Wednesday Edition: Ian Baguskas
Filed Under: artist newsletter On: January 20, 2010 posted by: youngna
Rincon Artificial Island and Pipeline, Ventura, California by Ian Baguskas
Good morning collectors! It's Sara today, subbing for Jen as she hits the ground running in San Francisco. I'll jump right in to introduce today's edition, Rincon Artificial Island and Pipeline, Ventura, California by Ian Baguskas—it's seriously stunning. One of the larger works in Jen Bekman Gallery's winter exhibition Mixtape, Rincon was regularly cause for lingering.
Ian photographed the island as part of his series, Sweet Water, which was exhibited for his NYC solo debut at the JBG back in 2008. For Sweet Water, Ian ventured west, lugging his 4x5 and 6x7 film cameras, as many photographers and explorers have done. But Ian's adventure was informed by a desire to seek out communities created where the resources—most notably water—needed to support them were in scarce supply. He found failed efforts to defy reason and defeat nature—utopias turned anthropological relics—and the now-closed Rincon Island among them.
The resulting images reveal a reverence for space and light and an ability to transform both onto the two-dimensional plane. It's a breathtaking experience to be face to face with the buttery expanse of sea and sky Ian has photographed. It's likewise unsettling; the image is deceptive in its beauty. As Ian notes in his statement, the palm trees and hazy calm disguise an eroding outpost for the extraction and transportation of crude oil.
Rincon is a fitting companion to Robert Adams' Burning Oil Sludge North of Denver, Colorado.

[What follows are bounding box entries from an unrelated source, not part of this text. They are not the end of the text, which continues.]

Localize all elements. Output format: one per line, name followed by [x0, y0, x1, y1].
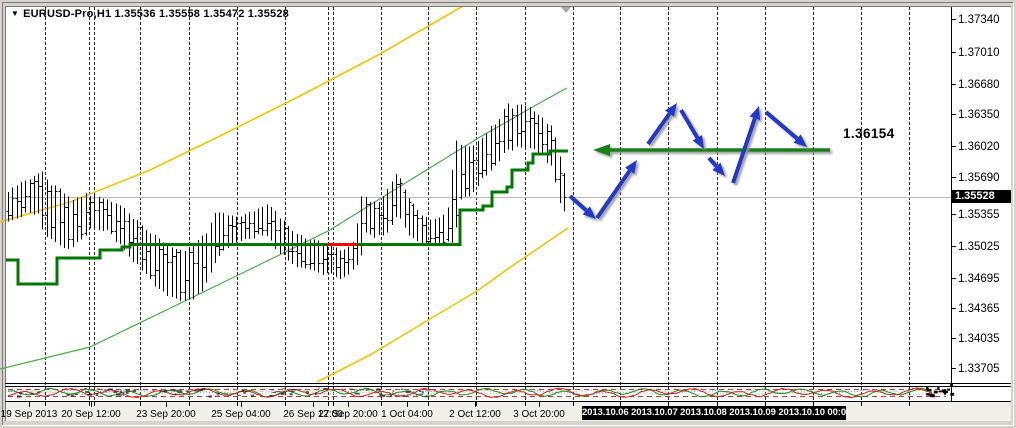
- upper-envelope-line: [0, 5, 464, 223]
- lower-envelope-line: [316, 227, 569, 383]
- current-price-badge: 1.35528: [952, 190, 1011, 203]
- chart-title-overlay: ▼ EURUSD-Pro,H1 1.35536 1.35558 1.35472 1…: [11, 8, 289, 20]
- indicator-green-line: [8, 387, 933, 398]
- price-level-label[interactable]: 1.36154: [843, 126, 895, 141]
- price-axis-label: 1.34035: [958, 333, 1000, 345]
- price-axis-label: 1.35355: [958, 209, 1000, 221]
- time-axis-selected-dates[interactable]: 2013.10.06 2013.10.07 2013.10.08 2013.10…: [582, 406, 846, 420]
- chart-client-area: [5, 6, 1011, 421]
- chart-title-text: EURUSD-Pro,H1 1.35536 1.35558 1.35472 1.…: [23, 8, 289, 20]
- price-axis-label: 1.36680: [958, 79, 1000, 91]
- time-axis-label: 19 Sep 2013: [1, 409, 58, 420]
- chart-shift-marker-icon[interactable]: [561, 7, 571, 13]
- price-axis-label: 1.35690: [958, 172, 1000, 184]
- price-axis-label: 1.37340: [958, 14, 1000, 26]
- blue-annotation-arrow[interactable]: [707, 156, 725, 176]
- green-level-arrow[interactable]: [593, 144, 830, 156]
- blue-annotation-arrow[interactable]: [679, 108, 704, 149]
- time-axis-label: 20 Sep 12:00: [61, 409, 121, 420]
- time-axis-label: 1 Oct 04:00: [381, 409, 433, 420]
- price-axis-label: 1.36350: [958, 109, 1000, 121]
- blue-annotation-arrow[interactable]: [731, 106, 761, 184]
- chart-dropdown-icon[interactable]: ▼: [11, 9, 20, 18]
- price-axis-label: 1.34695: [958, 273, 1000, 285]
- blue-annotation-arrow[interactable]: [568, 194, 596, 219]
- time-axis-label: 23 Sep 20:00: [136, 409, 196, 420]
- grid-lines: [45, 7, 910, 401]
- blue-annotation-arrow[interactable]: [646, 103, 677, 146]
- price-axis-label: 1.36020: [958, 141, 1000, 153]
- pane-borders: [5, 6, 1011, 421]
- price-axis[interactable]: 1.37340 1.37010 1.36680 1.36350 1.36020 1.356…: [951, 14, 1000, 375]
- trend-line: [0, 87, 568, 370]
- price-axis-label: 1.34365: [958, 303, 1000, 315]
- time-axis-label: 3 Oct 20:00: [513, 409, 565, 420]
- step-support-line[interactable]: [6, 149, 568, 286]
- indicator-dotted-line: [7, 389, 933, 397]
- indicator-pane[interactable]: [7, 383, 955, 399]
- blue-annotation-arrow[interactable]: [595, 160, 637, 220]
- drawn-arrows: [568, 103, 830, 220]
- time-axis-label: 25 Sep 04:00: [211, 409, 271, 420]
- price-axis-label: 1.37010: [958, 47, 1000, 59]
- price-axis-label: 1.33705: [958, 363, 1000, 375]
- blue-annotation-arrow[interactable]: [764, 110, 807, 147]
- time-axis-label: 27 Sep 20:00: [318, 409, 378, 420]
- time-axis-label: 26 Sep 12:00: [283, 409, 343, 420]
- time-axis-label: 2 Oct 12:00: [449, 409, 501, 420]
- time-axis[interactable]: 19 Sep 2013 20 Sep 12:00 23 Sep 20:00 25 Se…: [1, 402, 910, 420]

Adams hails from the New Topographics' generation of photographers that preceded Ian. Like Ian, Adams spends his time studying the West and its evidence of us. Their images seem to plainly say: look what we've done. They revel in simplicity and that unsettling sense of beauty. What have we done? It's not totally clear that we've acted for the better or for the worse, or at least, where exactly along the way things went awry in our attempts to settle and tame nature. Nor does either photographer suggest solutions or resolutions to undo what's been done. They do provide us with a platform for consideration, to openly look and think, daydream and draw conclusions. As Adams wrote, "The job of the photographer, in my view, is not to catalogue indisputable fact but to try to be coherent about intuition and hope."